A “DESGRAÇADO”, PLEASE

A friend of mine, who’s lost for coffee and can’t even smell it, asks for “a bastard” when he goes to the corner bar. He’s referring to the miserable “decaf” which, for him, is neither tasty nor funny.

Nowadays, to avoid excess calories or to follow fashion, many people prefer “light”, washed-down, skimmed, decaffeinated and devitalised products. We have nothing against that.

The worst thing is when we look around us and see men and women who are lazy, soft, incapable of an energetic act of will, running away from any difficulty or sacrifice. It seems that an immense vampire is sucking our soul and stealing our energies. The world is lost through “unmeasuring” and “avitaminosis” – Jorge Bernanos said with regret. I myself sometimes doubt whether blood or chilra runs in my veins, so allergic am I to the practice of strong virtues, to “will is power”, to heroic action, to unshakeable decision.

A study colleague of mine, a sociology professor, writes that “many young people report a ‘vital laxity’, an inner weakness or even an inability to face difficult situations and to make radical and demanding choices. They give signs that they want to, but cannot.

Such laxity does not apply only to them. Resistance to lasting commitments, the tendency to follow the law of minimum effort or to give up before fighting, the running away from everything that demands austerity and renunciation, the gluttony of immediate pleasure, are widespread and diffuse attitudes that young people learn from the behaviour of adults. Only these attitudes, in them, become more acute, volcanic and sharp, extremist.

I fear that we are creating a generation of whimsical children who want to eat, play, have everything (“I want all the toys on the television”, wrote a boy to Father Christmas). They want everything now and now; and if they cannot satisfy their hunger immediately, they paw, scream, shout, threaten, until they get it. Some people speak of the “yoghurt generation” or the “pudding generation”, being inconsistent like them.

We spoil our children, “so that they don’t go through what we went through and have everything we couldn’t enjoy”; we cultivate them like glass, not imposing anything they don’t like, “to avoid complexes and repression”. We give them fish and bubbles of happiness instead of putting a rod in their hand and teaching them how to fish. Then we are surprised that few young people postpone sexual intercourse until after marriage, or that they think that money falls from the sky or comes from a hole in the ground; or that many abandon their studies “because they are in a hurry to make a living”, that is, to find money to spend as they please. We do not prune trees in good time and want them to bear good and generous fruit. We spread winds, we reap storms.

The young revolutionaries of May 1968 were telling the adults: “You have filled our bellies but you have not given us reasons to live”.

In fact, if we say, with Alberto Moravia, that “the two keys to our age are pleasure and money, and the rest is just songs”, what do we expect if not selfish spirits, eager to suck all the juice out of life, incapable of leaving for tomorrow what they can enjoy today?

We lack reasons, compasses to guide us in life. Only a person who has horizons, goals, is capable of taking the right course. He knows how to sacrifice what is immediate and provisional in order to achieve what is decisive and lasting. Athletes undergo hard training and deprive themselves of many things in order to stand on the podium or to win a gold medal. Misses, to keep in line and win competitions, put up with terrible diets and the most painful plastic surgery.
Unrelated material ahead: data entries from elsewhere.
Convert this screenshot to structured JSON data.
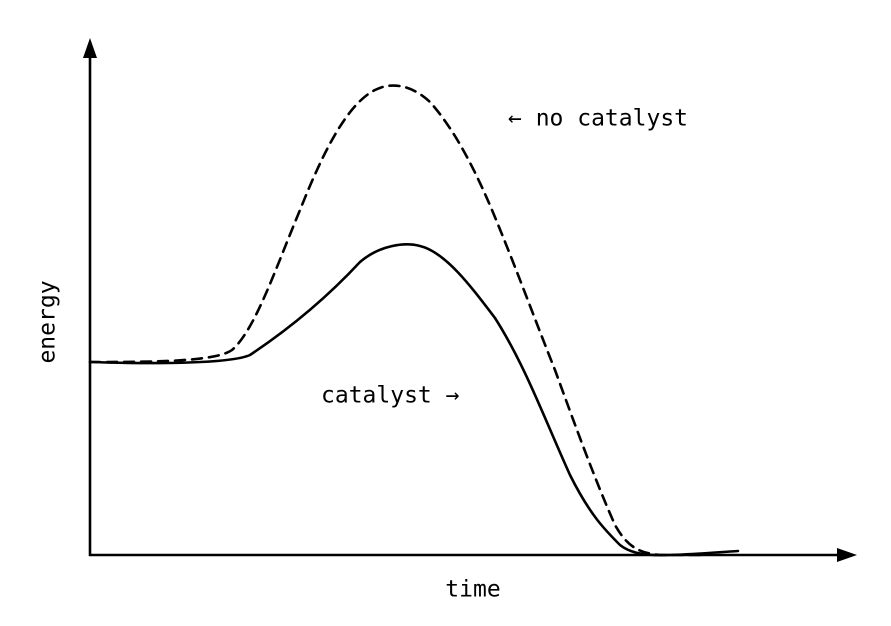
{
  "axes": {
    "y_label": "energy",
    "x_label": "time"
  },
  "annotations": {
    "no_catalyst": "← no catalyst",
    "catalyst": "catalyst →"
  }
}
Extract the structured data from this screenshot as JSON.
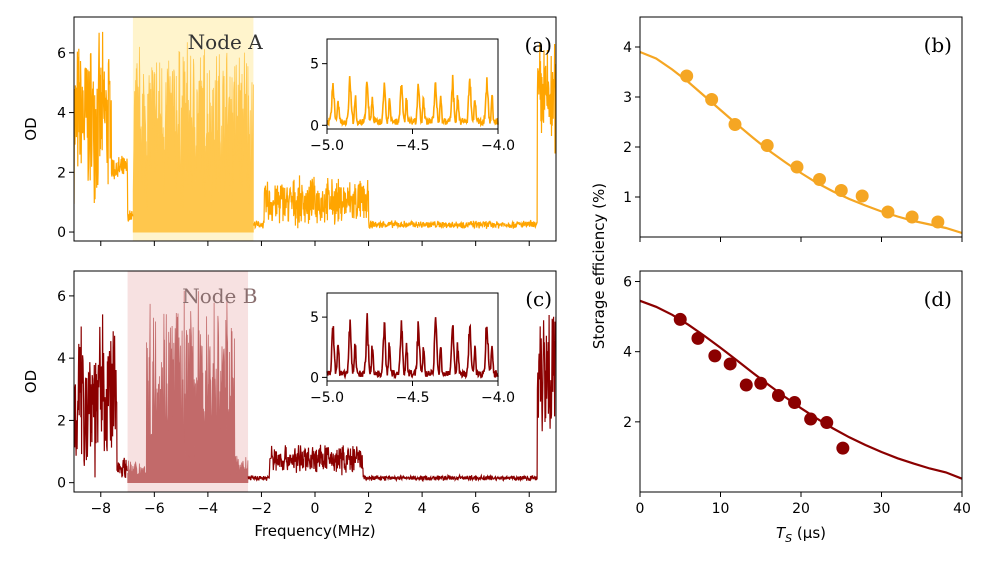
{
  "chart_data": [
    {
      "id": "a",
      "type": "line",
      "panel_label": "(a)",
      "node_label": "Node A",
      "ylabel": "OD",
      "xlabel": "",
      "xlim": [
        -9,
        9
      ],
      "ylim": [
        -0.3,
        7.2
      ],
      "xticks": [
        -8,
        -6,
        -4,
        -2,
        0,
        2,
        4,
        6,
        8
      ],
      "yticks": [
        0,
        2,
        4,
        6
      ],
      "show_xtick_labels": false,
      "color": "#FFA500",
      "highlight": {
        "x": [
          -6.8,
          -2.3
        ],
        "color": "#FFF4CC",
        "fill_color": "#FFC74D"
      },
      "segments": [
        {
          "x": [
            -9,
            -7.6
          ],
          "base": 3.8,
          "amp": 3.0
        },
        {
          "x": [
            -7.6,
            -7.0
          ],
          "base": 2.1,
          "amp": 0.5
        },
        {
          "x": [
            -7.0,
            -6.8
          ],
          "base": 0.5,
          "amp": 0.3
        },
        {
          "x": [
            -6.8,
            -2.3
          ],
          "base": 3.6,
          "amp": 3.2
        },
        {
          "x": [
            -2.3,
            -1.9
          ],
          "base": 0.25,
          "amp": 0.15
        },
        {
          "x": [
            -1.9,
            2.0
          ],
          "base": 1.0,
          "amp": 0.9
        },
        {
          "x": [
            2.0,
            8.3
          ],
          "base": 0.25,
          "amp": 0.15
        },
        {
          "x": [
            8.3,
            9.0
          ],
          "base": 4.5,
          "amp": 2.2
        }
      ],
      "inset": {
        "xlim": [
          -5.0,
          -4.0
        ],
        "ylim": [
          -0.3,
          7.0
        ],
        "xticks": [
          -5.0,
          -4.5,
          -4.0
        ],
        "yticks": [
          0,
          5
        ],
        "base": 2.2,
        "amp": 3.4,
        "period": 0.1
      }
    },
    {
      "id": "c",
      "type": "line",
      "panel_label": "(c)",
      "node_label": "Node B",
      "ylabel": "OD",
      "xlabel": "Frequency(MHz)",
      "xlim": [
        -9,
        9
      ],
      "ylim": [
        -0.3,
        6.8
      ],
      "xticks": [
        -8,
        -6,
        -4,
        -2,
        0,
        2,
        4,
        6,
        8
      ],
      "yticks": [
        0,
        2,
        4,
        6
      ],
      "show_xtick_labels": true,
      "color": "#8B0000",
      "highlight": {
        "x": [
          -7.0,
          -2.5
        ],
        "color": "#F7E1E1",
        "fill_color": "#C26A6A"
      },
      "segments": [
        {
          "x": [
            -9,
            -7.4
          ],
          "base": 2.8,
          "amp": 2.8
        },
        {
          "x": [
            -7.4,
            -7.0
          ],
          "base": 0.5,
          "amp": 0.4
        },
        {
          "x": [
            -7.0,
            -6.3
          ],
          "base": 0.4,
          "amp": 0.4
        },
        {
          "x": [
            -6.3,
            -3.0
          ],
          "base": 3.0,
          "amp": 3.4
        },
        {
          "x": [
            -3.0,
            -2.5
          ],
          "base": 0.5,
          "amp": 0.4
        },
        {
          "x": [
            -2.5,
            -1.7
          ],
          "base": 0.15,
          "amp": 0.1
        },
        {
          "x": [
            -1.7,
            1.8
          ],
          "base": 0.75,
          "amp": 0.55
        },
        {
          "x": [
            1.8,
            8.3
          ],
          "base": 0.15,
          "amp": 0.1
        },
        {
          "x": [
            8.3,
            9.0
          ],
          "base": 3.8,
          "amp": 2.8
        }
      ],
      "inset": {
        "xlim": [
          -5.0,
          -4.0
        ],
        "ylim": [
          -0.3,
          7.0
        ],
        "xticks": [
          -5.0,
          -4.5,
          -4.0
        ],
        "yticks": [
          0,
          5
        ],
        "base": 1.8,
        "amp": 4.4,
        "period": 0.1
      }
    },
    {
      "id": "b",
      "type": "scatter",
      "panel_label": "(b)",
      "ylabel": "",
      "xlabel": "",
      "xlim": [
        0,
        40
      ],
      "ylim": [
        0.2,
        4.6
      ],
      "xticks": [
        0,
        10,
        20,
        30,
        40
      ],
      "yticks": [
        1,
        2,
        3,
        4
      ],
      "show_xtick_labels": false,
      "color": "#F5A623",
      "points": {
        "x": [
          5.8,
          8.9,
          11.8,
          15.8,
          19.5,
          22.3,
          25.0,
          27.6,
          30.8,
          33.8,
          37.0
        ],
        "y": [
          3.42,
          2.95,
          2.45,
          2.03,
          1.6,
          1.35,
          1.13,
          1.02,
          0.7,
          0.6,
          0.5
        ]
      },
      "fit": {
        "x": [
          0,
          2,
          4,
          6,
          8,
          10,
          12,
          14,
          16,
          18,
          20,
          22,
          24,
          26,
          28,
          30,
          32,
          34,
          36,
          38,
          40
        ],
        "y": [
          3.9,
          3.77,
          3.55,
          3.3,
          3.02,
          2.74,
          2.46,
          2.19,
          1.93,
          1.7,
          1.48,
          1.28,
          1.11,
          0.96,
          0.83,
          0.71,
          0.61,
          0.52,
          0.45,
          0.38,
          0.28
        ]
      }
    },
    {
      "id": "d",
      "type": "scatter",
      "panel_label": "(d)",
      "ylabel": "",
      "xlabel": "T_S (μs)",
      "xlim": [
        0,
        40
      ],
      "ylim": [
        0,
        6.3
      ],
      "xticks": [
        0,
        10,
        20,
        30,
        40
      ],
      "yticks": [
        2,
        4,
        6
      ],
      "show_xtick_labels": true,
      "color": "#8B0000",
      "points": {
        "x": [
          5.0,
          7.2,
          9.3,
          11.2,
          13.2,
          15.0,
          17.2,
          19.2,
          21.2,
          23.2,
          25.2
        ],
        "y": [
          4.92,
          4.38,
          3.88,
          3.65,
          3.05,
          3.1,
          2.75,
          2.55,
          2.08,
          1.98,
          1.25
        ]
      },
      "fit": {
        "x": [
          0,
          2,
          4,
          6,
          8,
          10,
          12,
          14,
          16,
          18,
          20,
          22,
          24,
          26,
          28,
          30,
          32,
          34,
          36,
          38,
          40
        ],
        "y": [
          5.45,
          5.28,
          5.05,
          4.77,
          4.45,
          4.11,
          3.76,
          3.4,
          3.05,
          2.71,
          2.39,
          2.09,
          1.81,
          1.56,
          1.34,
          1.14,
          0.96,
          0.81,
          0.67,
          0.56,
          0.38
        ]
      }
    }
  ],
  "shared_ylabel": "Storage efficiency (%)"
}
When there is a project, expectations, a dream, you work with ardour and passion, you suffer to get there. What you can’t do is to want perfume without cultivating the garden, to recover your health by rejecting remedies, sometimes bitter ones, to win the marathon and not sweat the shirt.

An Estonian proverb says: “Calluses adorn hands more than rings”.

So, I feel sorry for the men and women who have a decaffeinated, gelatinous, anaemic, sickly soul. They lead a “wretched” existence, that is to say, without aroma, without nerve, without any grace.